More than land: DC's urban farms serve as classrooms for the community (WTOP's Rachel Nania)
Six years ago, JJ Boone was hanging out with friends at an ice cream truck in Southeast D.C., when someone stopped by and asked if anyone needed a job.
“We all said yes,” said Boone, who grew up near the Congress Heights Metro station.
He sent in a resume immediately, unsure of where it would lead. He never thought it would land him in a white suit with gloves and a veiled hat.
“I grew up running from bees and now I’m stopping people from running from them,” said Boone, a newly certified beekeeper and farm manager at THEARC Farm.
On a small plot of land behind THEARC’s Mississippi Avenue SE arts and education campus, Boone and his colleagues tend to 27 fruit trees, 20-plus raised beds, two hoop houses and four honeybee hives — all of which provide fresh food for the community.
Around the corner is Ward 8’s only full-service grocery store, which serves 85,160 residents.
“What they’re working on is really a model for what could be in D.C., in terms of urban agriculture,” said THEARC’s farm director Dominic Hosack.
“And while these farms can never feed every single person that lives in Ward 8, we want to serve as a model for folks growing their own food, becoming food entrepreneurs and kind of taking control of their food and the ways that they eat.”
The produce grown on the 10-year-old farm — which includes tomatoes, peppers, sweet potatoes and eggplant — gets shared with about 60 local families who participate in a community supported agriculture program, or CSA. And every few weeks during the summer months, jars of honey, collected from the farm’s hives, are included in the shares.

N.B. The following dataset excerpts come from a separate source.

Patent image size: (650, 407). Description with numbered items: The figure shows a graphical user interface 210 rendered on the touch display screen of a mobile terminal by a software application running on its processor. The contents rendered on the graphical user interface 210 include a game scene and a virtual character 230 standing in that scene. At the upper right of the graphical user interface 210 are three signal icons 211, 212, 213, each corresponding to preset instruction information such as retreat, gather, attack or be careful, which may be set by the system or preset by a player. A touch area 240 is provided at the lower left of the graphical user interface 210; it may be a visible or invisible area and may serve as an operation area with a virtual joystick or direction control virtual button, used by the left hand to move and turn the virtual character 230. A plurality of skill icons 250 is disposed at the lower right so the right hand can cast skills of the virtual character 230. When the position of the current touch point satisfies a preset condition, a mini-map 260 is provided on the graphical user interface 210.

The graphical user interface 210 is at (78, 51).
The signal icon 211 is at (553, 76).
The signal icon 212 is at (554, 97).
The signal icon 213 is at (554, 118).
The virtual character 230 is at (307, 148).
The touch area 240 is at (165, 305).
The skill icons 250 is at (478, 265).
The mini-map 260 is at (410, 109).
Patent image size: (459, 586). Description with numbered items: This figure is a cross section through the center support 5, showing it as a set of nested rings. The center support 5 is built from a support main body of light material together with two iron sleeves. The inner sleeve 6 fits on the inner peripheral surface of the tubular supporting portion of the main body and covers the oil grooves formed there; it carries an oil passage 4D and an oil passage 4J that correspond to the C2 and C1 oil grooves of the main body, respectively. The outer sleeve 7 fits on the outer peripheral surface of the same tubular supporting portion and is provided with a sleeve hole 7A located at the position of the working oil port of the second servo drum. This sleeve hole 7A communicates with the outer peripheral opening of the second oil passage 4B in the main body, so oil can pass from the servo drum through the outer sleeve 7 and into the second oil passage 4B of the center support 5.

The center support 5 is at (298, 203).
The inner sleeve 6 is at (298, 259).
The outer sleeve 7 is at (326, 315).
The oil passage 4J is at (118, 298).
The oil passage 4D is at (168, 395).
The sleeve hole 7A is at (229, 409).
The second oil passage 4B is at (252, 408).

Others are sold at area farmers markets.
Sarah Dachos is a D.C.-based beekeeper who partners with THEARC Farm to help educate and mentor interested members of the community. On June 21, she led a free honey harvest workshop at the farm and walked participants through the steps it takes to get the honey from the hive to the jar.
She said beekeeping, alone, doesn’t provide enough of an income to live on — especially in D.C. Bees do, however, help ensure farmers yield a profitable crop.
“Urban agriculture, in general, is such a great way to bring around community cohesion, to teach people how to advocate for good food policy and how to provide healthy food into areas of our city that might not have access that other areas do,” Dachos said.
“And beekeeping in an integral part of that,” she added.
THEARC and its parent organization, Building Bridges Across the River, recently brought six other urban farms and gardens to schools, places of worship and housing communities throughout Ward 8. These plots not only serve as places for the community to grow and access fresh and healthy food, but also as classrooms for the organization’s free workshops, which range from cooking to composting and gardening maintenance.
“I tell people I’m a farmer all the time, and they’re like, ‘Where’s the farm at in D.C.?’” Boone said.
He likes to watch their expressions change from doubt to shock when he tells them, “Mississippi Avenue. And I manage it.”